We were courting the process and trying to decide if it was right for us. Fortunately we learned a lot, created lots of ways to analyze profitability… and it was the first of many investment properties for us. Which brings us to the next stage.

The 3 Stages of Real Estate Investing

HEAD OVER HEELS – the second stage

After the initial infatuation comes the second stage – Head over Heels. This is the novice investor who has a successful transaction or two under their belt. They’ve done a flip, are getting a feel for the process and have just dipped their toes in the waters of the investing pool. Most are riding a high from the competitive seller’s market and haven’t yet experienced any other type of real estate market in the cyclical tides of the industry.

They’re seeing life and real estate investing through lovely, rose colored glasses.

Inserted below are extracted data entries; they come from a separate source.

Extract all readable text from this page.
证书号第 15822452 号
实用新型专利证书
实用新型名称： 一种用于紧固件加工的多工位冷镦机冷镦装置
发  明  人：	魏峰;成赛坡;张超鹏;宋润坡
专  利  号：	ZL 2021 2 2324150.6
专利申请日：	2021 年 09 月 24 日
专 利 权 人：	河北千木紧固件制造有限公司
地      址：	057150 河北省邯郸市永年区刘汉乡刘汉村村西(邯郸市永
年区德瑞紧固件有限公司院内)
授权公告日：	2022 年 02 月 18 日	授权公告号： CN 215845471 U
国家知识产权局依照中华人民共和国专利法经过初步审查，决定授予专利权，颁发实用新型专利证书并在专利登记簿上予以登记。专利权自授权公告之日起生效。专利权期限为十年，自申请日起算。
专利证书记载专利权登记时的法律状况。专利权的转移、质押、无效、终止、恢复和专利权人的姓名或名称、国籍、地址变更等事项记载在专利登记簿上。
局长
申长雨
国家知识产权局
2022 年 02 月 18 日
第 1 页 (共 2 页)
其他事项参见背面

The caution in this stage is heeding the wisdom of those who’ve gone before you – and are further along in the process. Like varying your investment practices. Flipping homes is a short term investment and works really well in some market cycles. Longer term investments, like residential or commercial rentals, are another sound strategy to evaluate, especially in softer markets.

As you begin to plan your life with your new love of real estate investing, think through the “in sickness and in health” part of your vows. Real estate can be a very sound, long term investing strategy but it’s not always rosy.

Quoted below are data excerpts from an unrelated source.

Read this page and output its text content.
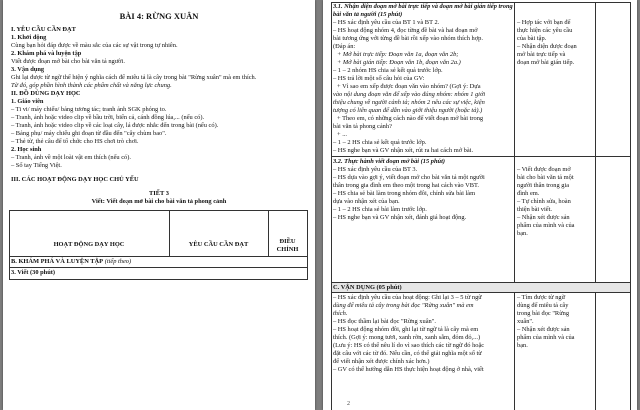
BÀI 4: RỪNG XUÂN
I. YÊU CẦU CẦN ĐẠT
1. Khởi động
Cùng bạn hỏi đáp được về màu sắc của các sự vật trong tự nhiên.
2. Khám phá và luyện tập
Viết được đoạn mở bài cho bài văn tả người.
3. Vận dụng
Ghi lại được từ ngữ thể hiện ý nghĩa cách để miêu tả là cây trong bài "Rừng xuân" mà em thích.
Từ đó, góp phần hình thành các phẩm chất và năng lực chung.
II. ĐỒ DÙNG DẠY HỌC
1. Giáo viên
– Ti vi/ máy chiếu/ bảng tương tác; tranh ảnh SGK phóng to.
– Tranh, ảnh hoặc video clip về bầu trời, biển cả, cánh đồng lúa,... (nếu có).
– Tranh, ảnh hoặc video clip về các loại cây, lá được nhắc đến trong bài (nếu có).
– Bảng phụ/ máy chiếu ghi đoạn từ đầu đến "cây chùm bao".
– Thẻ từ, thẻ câu để tổ chức cho HS chơi trò chơi.
2. Học sinh
– Tranh, ảnh về một loài vật em thích (nếu có).
– Sổ tay Tiếng Việt.
III. CÁC HOẠT ĐỘNG DẠY HỌC CHỦ YẾU
TIẾT 3
Viết: Viết đoạn mở bài cho bài văn tả phong cảnh
HOẠT ĐỘNG DẠY HỌC	YÊU CẦU CẦN ĐẠT	ĐIỀU CHỈNH
B. KHÁM PHÁ VÀ LUYỆN TẬP (tiếp theo)
3. Viết (30 phút)
3.1. Nhận diện đoạn mở bài trực tiếp và đoạn mở bài gián tiếp trong bài văn tả người (15 phút)
– HS xác định yêu cầu của BT 1 và BT 2.
– HS hoạt động nhóm 4, đọc từng đề bài và hai đoạn mở
bài tương ứng với từng đề bài rồi xếp vào nhóm thích hợp.
(Đáp án:
+ Mở bài trực tiếp: Đoạn văn 1a, đoạn văn 2b;
+ Mở bài gián tiếp: Đoạn văn 1b, đoạn văn 2a.)
– 1 – 2 nhóm HS chia sẻ kết quả trước lớp.
– HS trả lời một số câu hỏi của GV:
+ Vì sao em xếp được đoạn văn vào nhóm? (Gợi ý: Dựa
vào nội dung đoạn văn để xếp vào đúng nhóm: nhóm 1 giới
thiệu chung về người cảnh tả; nhóm 2 nêu các sự việc, kiện
tượng có liên quan để dẫn vào giới thiệu người (hoặc tả).)
+ Theo em, có những cách nào để viết đoạn mở bài trong
bài văn tả phong cảnh?
+ ...
– 1 – 2 HS chia sẻ kết quả trước lớp.
– HS nghe bạn và GV nhận xét, rút ra hai cách mở bài.
– Hợp tác với bạn để
thực hiện các yêu cầu
của bài tập.
– Nhận diện được đoạn
mở bài trực tiếp và
đoạn mở bài gián tiếp.
3.2. Thực hành viết đoạn mở bài (15 phút)
– HS xác định yêu cầu của BT 3.
– HS dựa vào gợi ý, viết đoạn mở cho bài văn tả một người
thân trong gia đình em theo một trong hai cách vào VBT.
– HS chia sẻ bài làm trong nhóm đôi, chỉnh sửa bài làm
dựa vào nhận xét của bạn.
– 1 – 2 HS chia sẻ bài làm trước lớp.
– HS nghe bạn và GV nhận xét, đánh giá hoạt động.
– Viết được đoạn mở
bài cho bài văn tả một
người thân trong gia
đình em.
– Tự chỉnh sửa, hoàn
thiện bài viết.
– Nhận xét được sản
phẩm của mình và của
bạn.
C. VẬN DỤNG (05 phút)
– HS xác định yêu cầu của hoạt động: Ghi lại 3 – 5 từ ngữ
dùng để miêu tả cây trong bài đọc "Rừng xuân" mà em
thích.
– HS đọc thầm lại bài đọc "Rừng xuân".
– HS hoạt động nhóm đôi, ghi lại từ ngữ tả là cây mà em
thích. (Gợi ý: mong tươi, xanh rờn, xanh sẫm, đỏm đỏ,...)
(Lưu ý: HS có thể nêu lí do vì sao thích các từ ngữ đó hoặc
đặt câu với các từ đó. Nếu cần, có thể giải nghĩa một số từ
để viết nhận xét được chính xác hơn.)
– GV có thể hướng dẫn HS thực hiện hoạt động ở nhà, viết
– Tìm được từ ngữ
dùng để miêu tả cây
trong bài đọc "Rừng
xuân".
– Nhận xét được sản
phẩm của mình và của
bạn.
2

There’s also market cycles to beware of. Study people who’ve been doing this a while and watch how they invest in a strong or soft market. Study the market cycles in your area over the last few decades. When the real estate market is strong and the economy is supporting wage growth Buyers have confidence to purchase homes and businesses. What is your strategy for the market shrinking? For a Buyer’s market?

Don’t buy into the frenzy of freshly minted investors and let the hype cloud your number-crunching judgment. Stick to your plan. Make wise purchases.

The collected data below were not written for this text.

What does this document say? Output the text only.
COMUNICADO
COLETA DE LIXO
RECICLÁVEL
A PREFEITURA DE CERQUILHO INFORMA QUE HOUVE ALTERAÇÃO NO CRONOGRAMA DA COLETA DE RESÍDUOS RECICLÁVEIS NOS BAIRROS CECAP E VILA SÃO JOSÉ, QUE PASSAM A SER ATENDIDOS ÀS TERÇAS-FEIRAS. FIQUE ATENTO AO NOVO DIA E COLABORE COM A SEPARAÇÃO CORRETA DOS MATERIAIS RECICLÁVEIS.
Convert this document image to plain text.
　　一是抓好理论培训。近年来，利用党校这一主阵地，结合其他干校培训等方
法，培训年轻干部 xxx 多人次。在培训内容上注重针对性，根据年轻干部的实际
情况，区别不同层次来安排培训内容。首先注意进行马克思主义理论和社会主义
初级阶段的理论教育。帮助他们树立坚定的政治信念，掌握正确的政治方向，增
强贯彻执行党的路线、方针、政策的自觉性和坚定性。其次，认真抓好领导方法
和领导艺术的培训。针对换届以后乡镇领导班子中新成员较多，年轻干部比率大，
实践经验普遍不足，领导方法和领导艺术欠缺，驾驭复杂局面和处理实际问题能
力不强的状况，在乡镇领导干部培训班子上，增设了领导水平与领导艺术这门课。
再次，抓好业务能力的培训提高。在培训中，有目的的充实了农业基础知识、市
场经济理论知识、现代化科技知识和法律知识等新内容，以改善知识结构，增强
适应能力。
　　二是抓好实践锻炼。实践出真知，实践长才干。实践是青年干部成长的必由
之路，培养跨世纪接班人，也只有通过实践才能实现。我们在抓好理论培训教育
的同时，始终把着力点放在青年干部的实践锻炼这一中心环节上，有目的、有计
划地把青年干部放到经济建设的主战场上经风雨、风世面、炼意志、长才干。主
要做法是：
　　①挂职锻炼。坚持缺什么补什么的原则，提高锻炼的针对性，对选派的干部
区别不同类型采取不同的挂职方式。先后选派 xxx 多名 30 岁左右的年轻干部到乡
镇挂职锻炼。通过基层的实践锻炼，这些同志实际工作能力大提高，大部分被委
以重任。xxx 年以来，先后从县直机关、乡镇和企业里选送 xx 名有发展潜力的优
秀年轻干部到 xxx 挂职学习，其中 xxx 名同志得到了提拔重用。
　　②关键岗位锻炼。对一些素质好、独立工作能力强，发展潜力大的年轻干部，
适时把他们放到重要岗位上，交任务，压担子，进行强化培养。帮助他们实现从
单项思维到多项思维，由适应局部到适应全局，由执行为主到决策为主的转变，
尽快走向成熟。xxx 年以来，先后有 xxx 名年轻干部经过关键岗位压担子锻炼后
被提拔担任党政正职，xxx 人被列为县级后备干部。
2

You can be in love with your new venture just try to keep a sound head on your shoulders.

The 3 Stages of Real Estate Investing

Those who have been doing this relationship game a while have a different perspective. They’ve gleaned some wisdom over the years, learning from their mistakes and from others. I speak from experience here. When the bubble burst we saw character revealed in lots of good and not so good ways. These are the people I try to learn from, the ones who have been at it a while.

They’re comfortable in their own skin, not trying to prove anything.

In fact, these are the ones who don’t tell you initially they invest. They may own half the town but it’s a business and just like any business it has its highs and lows.

They’ve seen enough market cycles to know that buy-and-hold can be a good strategy or selling when it’s high and buying when it’s low is wise. These investors have a lot of experience under their belt as well as the financial savvy to actually analyze the investment without buying into the hype.

Like an old married couple who have weathered a few seasons of life, this is the real deal.

So how do you determine the investor type?
* My first question is usually how long they’ve been doing it.
* Then how many homes they’ve invested in.
The most seasoned investors may respond by speaking another language, saying things like, “I’ve got 600 doors in my portfolio at the moment” or “depending on the revenue stream it’s between 200 and..”.

Translation for lay people: their real estate investment portfolio includes 600 of something, it could be apartments or other multi-family, single family, commercial or mixed use. And they use various business models for different kinds of real estate investments, i.e. short term like fix and flip or long term – land lease, rentals, commercial buildings for different kinds of investing.
This will help you determine if you’re dealing with someone who actually has some experience in the market or just someone who is binge watching HGTV (because, don’t we all love a little Fixer Upper??)….or maybe even someone just admiring the infomercial get-rich-quick real estate schemes.